La nouvelle enveloppe de 540 se répartit comme suit : 425 millions versés au réseau public, 29 millions pour les écoles privées, et 86 millions pour une vingtaine de centres de services scolaires.
Des conditions strictes pour éviter le « bar ouvert »
Conscient que cette volte-face pourrait être perçue comme un signe de faiblesse, le ministre a tenu à préciser que ce n’était « pas un bar ouvert ». Des conditions strictes s’appliqueront :
- Chaque centre de services scolaire doit démontrer qu’il a fait des efforts pour réduire ses dépenses administratives
- Les centres doivent s’engager à ce que l’argent serve uniquement aux services aux élèves
- Des redditions de comptes seront exigées
Reste à voir si ces conditions seront réellement suivies d’effets. Le passé récent n’inspire pas confiance : plusieurs centres de services scolaires ont vu leurs dépenses administratives exploser, sans que cela se traduise par des améliorations tangibles sur le terrain.

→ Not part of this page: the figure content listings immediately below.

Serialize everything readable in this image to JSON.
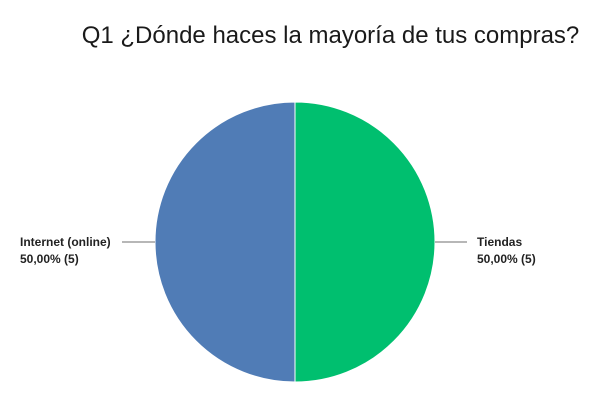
{
  "chart_data": {
    "type": "pie",
    "title": "Q1 ¿Dónde haces la mayoría de tus compras?",
    "slices": [
      {
        "name": "Tiendas",
        "value": 50.0,
        "count": 5,
        "label_value": "50,00% (5)",
        "color": "#00BF6F"
      },
      {
        "name": "Internet (online)",
        "value": 50.0,
        "count": 5,
        "label_value": "50,00% (5)",
        "color": "#507CB6"
      }
    ],
    "label_line_color": "#6f6f6f"
  }
}
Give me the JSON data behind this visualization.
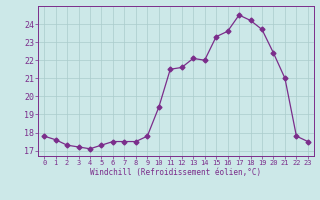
{
  "x": [
    0,
    1,
    2,
    3,
    4,
    5,
    6,
    7,
    8,
    9,
    10,
    11,
    12,
    13,
    14,
    15,
    16,
    17,
    18,
    19,
    20,
    21,
    22,
    23
  ],
  "y": [
    17.8,
    17.6,
    17.3,
    17.2,
    17.1,
    17.3,
    17.5,
    17.5,
    17.5,
    17.8,
    19.4,
    21.5,
    21.6,
    22.1,
    22.0,
    23.3,
    23.6,
    24.5,
    24.2,
    23.7,
    22.4,
    21.0,
    17.8,
    17.5
  ],
  "line_color": "#7b2d8b",
  "marker": "D",
  "markersize": 2.5,
  "bg_color": "#cce8e8",
  "grid_color": "#aacccc",
  "xlabel": "Windchill (Refroidissement éolien,°C)",
  "xlabel_color": "#7b2d8b",
  "tick_color": "#7b2d8b",
  "ylim": [
    16.7,
    25.0
  ],
  "yticks": [
    17,
    18,
    19,
    20,
    21,
    22,
    23,
    24
  ],
  "xticks": [
    0,
    1,
    2,
    3,
    4,
    5,
    6,
    7,
    8,
    9,
    10,
    11,
    12,
    13,
    14,
    15,
    16,
    17,
    18,
    19,
    20,
    21,
    22,
    23
  ]
}
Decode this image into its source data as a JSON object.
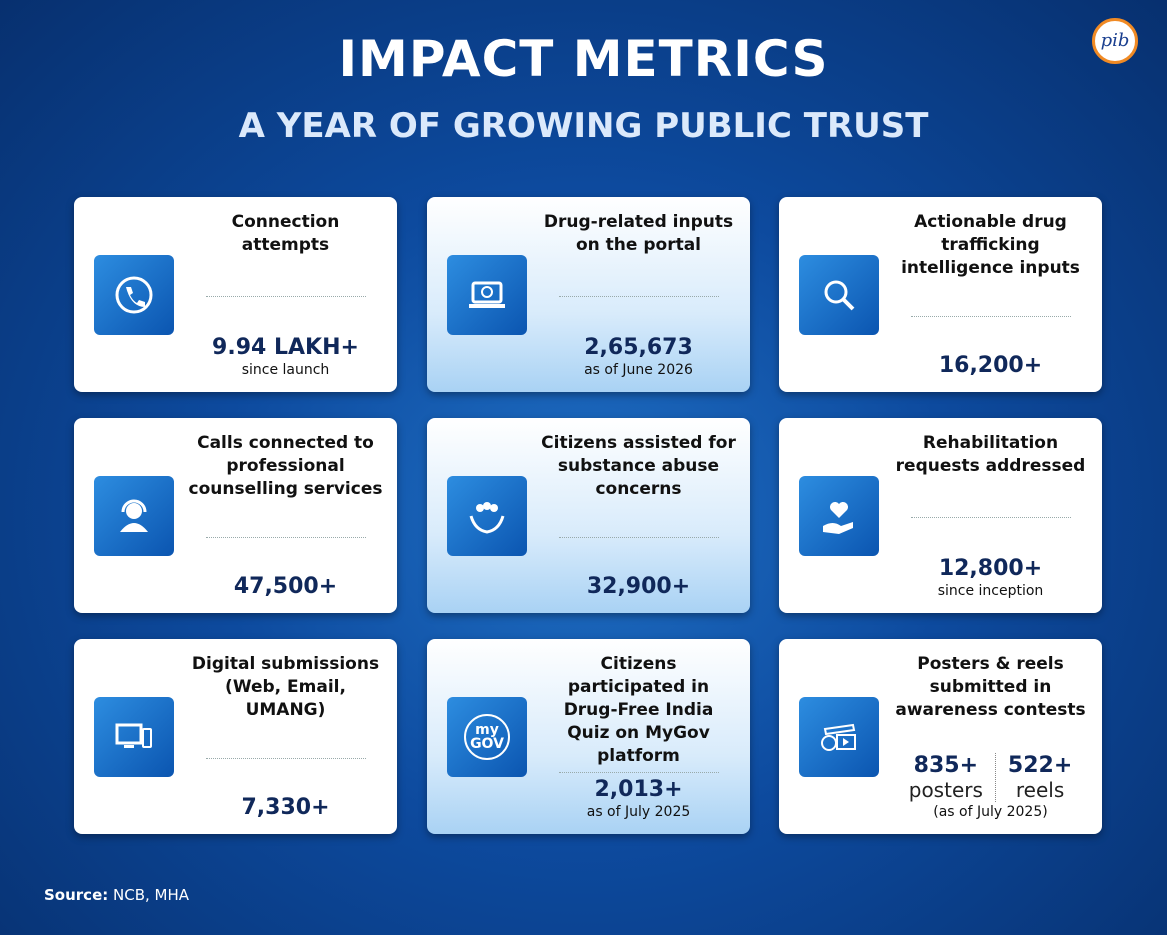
{
  "header": {
    "title": "IMPACT METRICS",
    "subtitle": "A YEAR OF GROWING PUBLIC TRUST",
    "logo": "pib"
  },
  "cards": [
    {
      "label": "Connection attempts",
      "value": "9.94 LAKH+",
      "note": "since launch"
    },
    {
      "label": "Drug-related inputs on the portal",
      "value": "2,65,673",
      "note": "as of June 2026"
    },
    {
      "label": "Actionable drug trafficking intelligence inputs",
      "value": "16,200+"
    },
    {
      "label": "Calls connected to professional counselling services",
      "value": "47,500+"
    },
    {
      "label": "Citizens assisted for substance abuse concerns",
      "value": "32,900+"
    },
    {
      "label": "Rehabilitation requests addressed",
      "value": "12,800+",
      "note": "since inception"
    },
    {
      "label": "Digital submissions (Web, Email, UMANG)",
      "value": "7,330+"
    },
    {
      "label": "Citizens participated in Drug-Free India Quiz on MyGov platform",
      "value": "2,013+",
      "note": "as of July 2025",
      "icon_text": [
        "my",
        "GOV"
      ]
    },
    {
      "label": "Posters & reels submitted in awareness contests",
      "stats": [
        {
          "value": "835+",
          "unit": "posters"
        },
        {
          "value": "522+",
          "unit": "reels"
        }
      ],
      "note": "(as of July 2025)"
    }
  ],
  "source": {
    "label": "Source:",
    "text": "NCB, MHA"
  }
}
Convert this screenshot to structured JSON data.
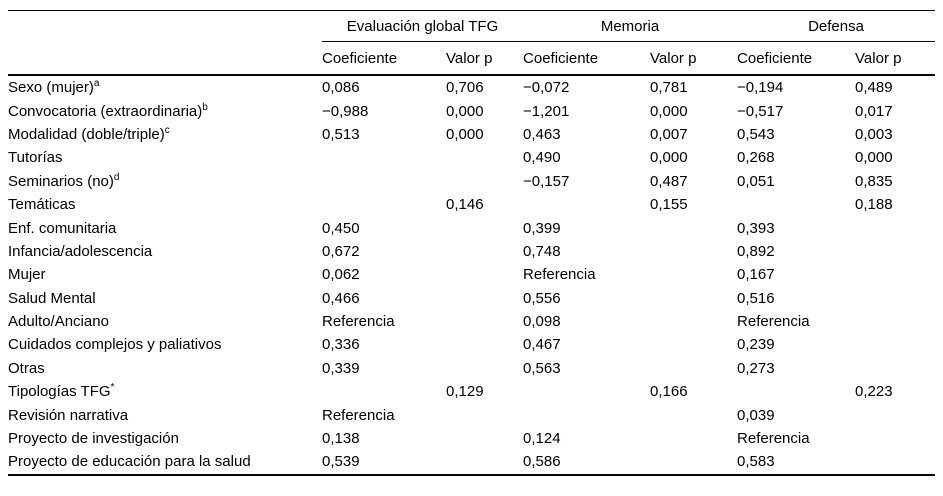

Une perspective économique à considérer
Dans ce débat souvent émotionnel, une réalité économique mérite d’être soulignée. Selon la Fédération des établissements d’enseignement privés (FÉEP), un élève dans le privé coûte à Québec 48 % de ce que coûte un élève au public. Cette donnée, peu évoquée, soulève une question incontournable sur l’efficience des dépenses publiques en éducation.
Les écoles privées subventionnées reçoivent 60 % de ce qui est versé à l’école publique pour un élève régulier, mais les parents assument les 40 % restants plus les frais de scolarité variant entre 15 $ et 25$ par jour d’école. Cette formule permet au gouvernement de réaliser des économies substantielles qui peuvent être réinvesties dans le réseau public.
Cette situation soulève une question que peu osent poser : le système public actuel est-il capable de gérer efficacement les ressources, ou bien les hausses de budget profitent-elles surtout à une bureaucratie surdimensionnée? Pour les contribuables, l’enjeu est double : soutenir une éducation de qualité, tout en exigeant des résultats concrets et mesurables.
Des réactions mitigées malgré la victoire
Malgré cette victoire syndicale apparente, les réactions du milieu scolaire restent prudentes. Le président de la Fédération des syndicats de l’enseignement note que le gouvernement « ne réinjecte pas l’ensemble des montants qu’ils ont coupés, mais plutôt qu’une portion ».
La CSN, pour sa part, estime que le gouvernement « ne doit pas s’attendre à recevoir des fleurs » après avoir « agi d’une façon aussi irresponsable ». Le député péquiste Pascal Bérubé, qui a parrainé la pétition, affirme que ces coupes étaient « une erreur » et que le gouvernement a tenté de « passer ça en douce durant l’été ».
Une leçon de gouvernance moderne
Cette saga des 540 millions illustre parfaitement les défis de la gouvernance à l’ère numérique. Dans un contexte où l’opinion publique peut se mobiliser rapidement grâce aux réseaux sociaux, les gouvernements doivent composer avec une pression constante et immédiate.
En croyant pouvoir manœuvrer l’éducation comme n’importe quel autre dossier budgétaire, la CAQ a sous-estimé la sensibilité du sujet. Au Québec, l’école n’est pas un terrain où les décisions approximatives passent inaperçues.
Cette controverse met en lumière un malaise bien plus profond : l’impression persistante que chaque dollar dépensé en éducation sert davantage à faire tourner la machine qu’à améliorer concrètement les services aux élèves. Augmenter les budgets est facile politiquement — mais encore faut-il que l’argent serve efficacement. Ce que cette affaire démontre, c’est que ni les compressions mal préparées du gouvernement, ni les réflexes défensifs des syndicats ne répondent aux attentes des citoyens.
Le contribuable québécois est en droit d’exiger plus : des résultats tangibles, une gestion rigoureuse, et une éducation qui respecte autant les élèves que ceux qui la financent.